The Johnson City Schools Board of Education approved the financial report for the period ending Sept. 30 and the district's first budget amendment for the 2025 26 fiscal year after staff presentations and discussion.
Finance presenter Leah Valley told the board that September revenues totaled $7,908,000, including local option sales tax receipts of $1,813,000. Sales tax collections were reported as up 6.4% year to date; she noted year-to-date revenues were 13.5% above the prior year but that the increase was skewed by state-funded teacher bonuses. September expenditures were $8,910,000, reflecting the normal early-year pattern where expenses exceed revenues before property-tax collections. For the year through September the district reported a net loss of $3,134,000; the district bank balance was reported as just over $11,000,000.
Valley explained how local sales tax is remitted and allocated: the total sales-tax rate in Washington County is 9.75% with a portion remitted by the state and distributed by the county trustee; Johnson City Schools directs the additional local quarter-cent (the increase from 9.25% to 9.50%) into the PEP (People's Education Plan).

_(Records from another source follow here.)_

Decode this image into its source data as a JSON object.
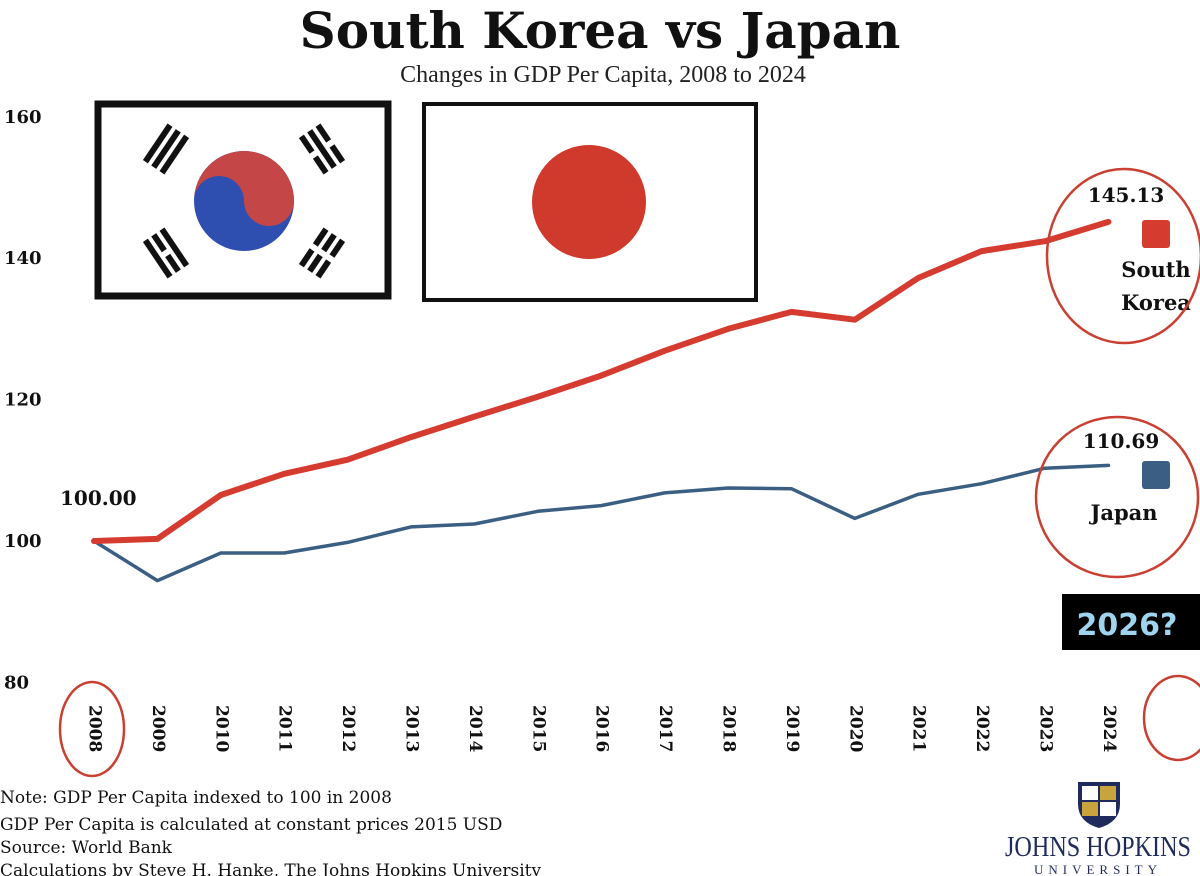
{
  "chart_data": {
    "type": "line",
    "title": "South Korea vs Japan",
    "subtitle": "Changes in GDP Per Capita, 2008 to 2024",
    "x": [
      "2008",
      "2009",
      "2010",
      "2011",
      "2012",
      "2013",
      "2014",
      "2015",
      "2016",
      "2017",
      "2018",
      "2019",
      "2020",
      "2021",
      "2022",
      "2023",
      "2024"
    ],
    "ylim": [
      80,
      160
    ],
    "yticks": [
      80,
      100,
      120,
      140,
      160
    ],
    "grid": false,
    "legend_placement": "right",
    "series": [
      {
        "name": "South Korea",
        "name_lines": [
          "South",
          "Korea"
        ],
        "color": "#d63b2f",
        "values": [
          100.0,
          100.3,
          106.5,
          109.5,
          111.5,
          114.7,
          117.6,
          120.4,
          123.4,
          126.9,
          130.0,
          132.4,
          131.3,
          137.2,
          141.0,
          142.4,
          145.13
        ],
        "end_label": "145.13"
      },
      {
        "name": "Japan",
        "name_lines": [
          "Japan"
        ],
        "color": "#3b5f82",
        "values": [
          100.0,
          94.4,
          98.3,
          98.3,
          99.8,
          102.0,
          102.4,
          104.2,
          105.0,
          106.8,
          107.5,
          107.4,
          103.2,
          106.6,
          108.1,
          110.3,
          110.69
        ],
        "end_label": "110.69"
      }
    ],
    "start_label": "100.00",
    "annotations": {
      "callout": "2026?"
    }
  },
  "notes": [
    "Note: GDP Per Capita indexed to 100 in 2008",
    "GDP Per Capita is calculated at constant prices 2015 USD",
    "Source: World Bank",
    "Calculations by Steve H. Hanke, The Johns Hopkins University"
  ],
  "logo": {
    "name": "JOHNS HOPKINS",
    "sub": "UNIVERSITY"
  },
  "flags": [
    {
      "country": "South Korea",
      "icon": "south-korea-flag-icon"
    },
    {
      "country": "Japan",
      "icon": "japan-flag-icon"
    }
  ],
  "colors": {
    "korea_red": "#d63b2f",
    "japan_blue": "#3b5f82",
    "circle_red": "#c94032",
    "callout_bg": "#000000",
    "callout_text": "#9fd4ee"
  }
}
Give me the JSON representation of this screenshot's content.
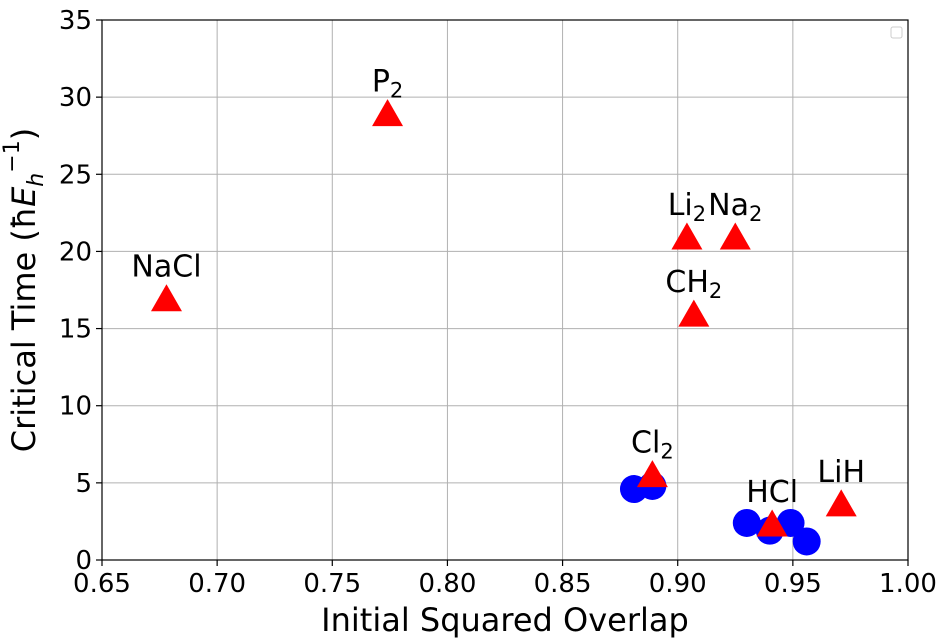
{
  "chart_data": {
    "type": "scatter",
    "xlabel": "Initial Squared Overlap",
    "ylabel": "Critical Time (ħE_h^−1)",
    "xlim": [
      0.65,
      1.0
    ],
    "ylim": [
      0,
      35
    ],
    "xticks": [
      0.65,
      0.7,
      0.75,
      0.8,
      0.85,
      0.9,
      0.95,
      1.0
    ],
    "xtick_labels": [
      "0.65",
      "0.70",
      "0.75",
      "0.80",
      "0.85",
      "0.90",
      "0.95",
      "1.00"
    ],
    "yticks": [
      0,
      5,
      10,
      15,
      20,
      25,
      30,
      35
    ],
    "ytick_labels": [
      "0",
      "5",
      "10",
      "15",
      "20",
      "25",
      "30",
      "35"
    ],
    "grid": true,
    "legend": "top-right (empty)",
    "colors": {
      "triangles": "#ff0000",
      "circles": "#0000ff",
      "grid": "#b0b0b0",
      "axes": "#000000"
    },
    "series": [
      {
        "marker": "circle",
        "color": "#0000ff",
        "points": [
          {
            "x": 0.881,
            "y": 4.6
          },
          {
            "x": 0.889,
            "y": 4.8
          },
          {
            "x": 0.93,
            "y": 2.4
          },
          {
            "x": 0.94,
            "y": 1.9
          },
          {
            "x": 0.949,
            "y": 2.4
          },
          {
            "x": 0.956,
            "y": 1.2
          }
        ]
      },
      {
        "marker": "triangle",
        "color": "#ff0000",
        "points": [
          {
            "x": 0.678,
            "y": 17.0,
            "label": "NaCl",
            "sub": ""
          },
          {
            "x": 0.774,
            "y": 29.0,
            "label": "P",
            "sub": "2"
          },
          {
            "x": 0.904,
            "y": 21.0,
            "label": "Li",
            "sub": "2"
          },
          {
            "x": 0.925,
            "y": 21.0,
            "label": "Na",
            "sub": "2"
          },
          {
            "x": 0.907,
            "y": 16.0,
            "label": "CH",
            "sub": "2"
          },
          {
            "x": 0.889,
            "y": 5.6,
            "label": "Cl",
            "sub": "2"
          },
          {
            "x": 0.941,
            "y": 2.4,
            "label": "HCl",
            "sub": ""
          },
          {
            "x": 0.971,
            "y": 3.7,
            "label": "LiH",
            "sub": ""
          }
        ]
      }
    ]
  }
}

September deposits to the PEP included $305,000 from the city and $175,000 from the schools; the PEP account balance at month end was reported as just under $10,000,000. County in-lieu funding of $500,000 annually also flows into the PEP under the existing agreement and is intended to support debt service for specified capital projects.
The board approved the first 2025 26 budget amendment. Staff said the amendment draws roughly $1,891,000 from year-end reserve amounts and carryovers for items budgeted but not completed (including textbook purchases tied to a science adoption), permits reallocation of funds for extended assignments, and budgets an increase of about $473,000 tied to the final TISA calculation for the prior year. The amendment also budgets approximately $100,000 for a previously approved wireless upgrade, provides for higher virtual-program enrollment, and allocates funding for the homeless program previously supported by McKinney-Vento funds. Staff said some remaining teacher-line funds are being held for potential staffing changes and can be reallocated later if unused.
Board members moved and seconded the motions for the reports and amendments; voice votes were recorded for routine items and the budget amendment carried.
Auditors were on-site during the meeting to complete school funds work, and staff said the full school-funds audit will be presented at the December meeting.